As part of its hostage policy review, the administration will “examine and seek to define best practices based on instances when working through intermediaries has proven successful,” Alistair Baskey, a spokesperson for the National Security Council, told The Daily Beast earlier this year, without mentioning any specific instance where an intermediary was used.
Baskey also pointed out that “the review does not include reconsideration of our no-concession policy.”
Notably, he didn’t use the word “ransom.” Obama administration officials have, on many occasions, used the words “concession” and “ransom” interchangeably. But hostage negotiation experts and former U.S. officials have stressed that ransoms used as a lure are not considered a “concession,” that is, a quid-pro-quo payment of cash in exchange for a hostage’s release.
White House officials haven’t publicly stated their position on ransoms as lure.

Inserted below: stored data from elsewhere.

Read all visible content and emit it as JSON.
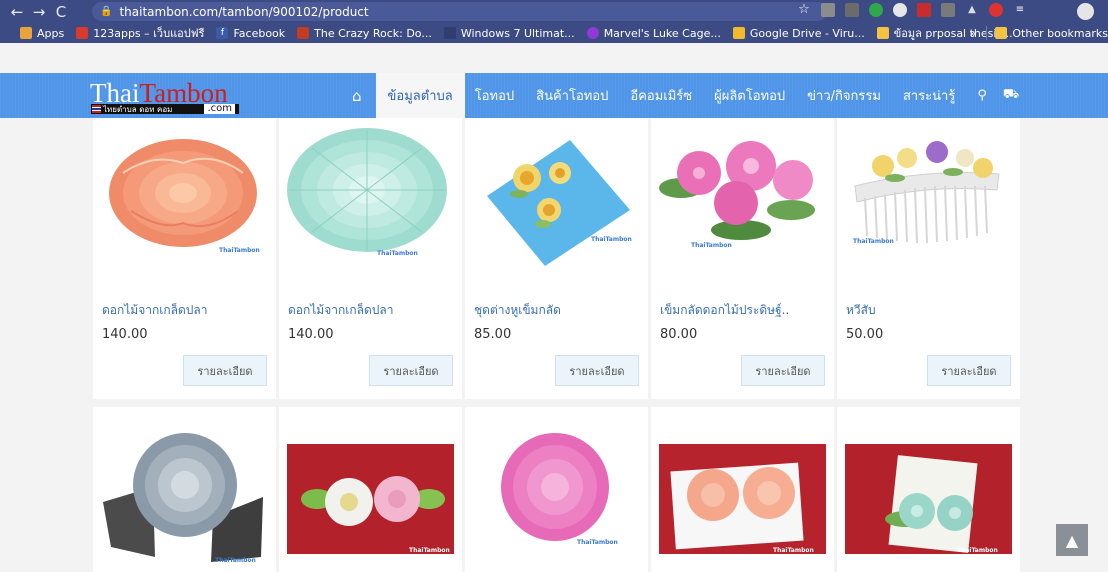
{
  "browser": {
    "url": "thaitambon.com/tambon/900102/product",
    "bookmarks": [
      {
        "label": "Apps",
        "icon": "apps-grid-icon",
        "color": "#e8a33d"
      },
      {
        "label": "123apps – เว็บแอปฟรี",
        "icon": "123apps-icon",
        "color": "#d83a2e"
      },
      {
        "label": "Facebook",
        "icon": "facebook-icon",
        "color": "#3b5ba8"
      },
      {
        "label": "The Crazy Rock: Do...",
        "icon": "crazy-rock-icon",
        "color": "#c23b22"
      },
      {
        "label": "Windows 7 Ultimat...",
        "icon": "windows-icon",
        "color": "#2f3e6e"
      },
      {
        "label": "Marvel's Luke Cage...",
        "icon": "marvel-icon",
        "color": "#8f3ad6"
      },
      {
        "label": "Google Drive - Viru...",
        "icon": "google-drive-icon",
        "color": "#f2b92a"
      },
      {
        "label": "ข้อมูล prposal thesis...",
        "icon": "folder-icon",
        "color": "#f5c342"
      }
    ],
    "more_bookmarks": "»",
    "other_bookmarks": "Other bookmarks"
  },
  "site": {
    "logo_part1": "Thai",
    "logo_part2": "Tambon",
    "logo_sub": "ไทยตำบล ดอท คอม",
    "logo_com": ".com",
    "menu": [
      {
        "label": "ข้อมูลตำบล",
        "active": true
      },
      {
        "label": "โอทอป",
        "active": false
      },
      {
        "label": "สินค้าโอทอป",
        "active": false
      },
      {
        "label": "อีคอมเมิร์ซ",
        "active": false
      },
      {
        "label": "ผู้ผลิตโอทอป",
        "active": false
      },
      {
        "label": "ข่าว/กิจกรรม",
        "active": false
      },
      {
        "label": "สาระน่ารู้",
        "active": false
      }
    ]
  },
  "products": [
    {
      "name": "ดอกไม้จากเกล็ดปลา",
      "price": "140.00",
      "button": "รายละเอียด"
    },
    {
      "name": "ดอกไม้จากเกล็ดปลา",
      "price": "140.00",
      "button": "รายละเอียด"
    },
    {
      "name": "ชุดต่างหูเข็มกลัด",
      "price": "85.00",
      "button": "รายละเอียด"
    },
    {
      "name": "เข็มกลัดดอกไม้ประดิษฐ์..",
      "price": "80.00",
      "button": "รายละเอียด"
    },
    {
      "name": "หวีสับ",
      "price": "50.00",
      "button": "รายละเอียด"
    }
  ],
  "watermark": "ThaiTambon",
  "colors": {
    "browser_bar": "#3c4b84",
    "site_header": "#4f95e8",
    "link": "#3b6fb3",
    "button_bg": "#eaf4fa"
  }
}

But several current and former officials told The Daily Beast that while not saying it overtly, the White House appears to have acknowledged that ransoms can in fact be used to gain information.
That is a significant, if subtle, caveat to the White House’s public position that it will never pay ransom for hostages.
It’s also in keeping with earlier administrations’ policies. Regini said he was “part of FBI teams that either facilitated, supported, or directly paid ransoms to terrorist and criminal groups, including a ransom to the Abu Sayyaf in the Burnham case in 2002,” referring to two American missionaries, Martin and Gracia Burnham, who were held hostage by the Philippines-based terrorist group, which is linked to al Qaeda.
At the time, the FBI, U.S. intelligence agencies, and the military were trying to find the Burnhams in the Philippines’ dense jungle, and the ransom payment was seen as one way to gain some insights into how Abu Sayyaf moved its money and to potentially locate the hostages. Regini calls the payment of ransom in that case an attempt “to gain intelligence and evidence, as well as free the victim hostages.”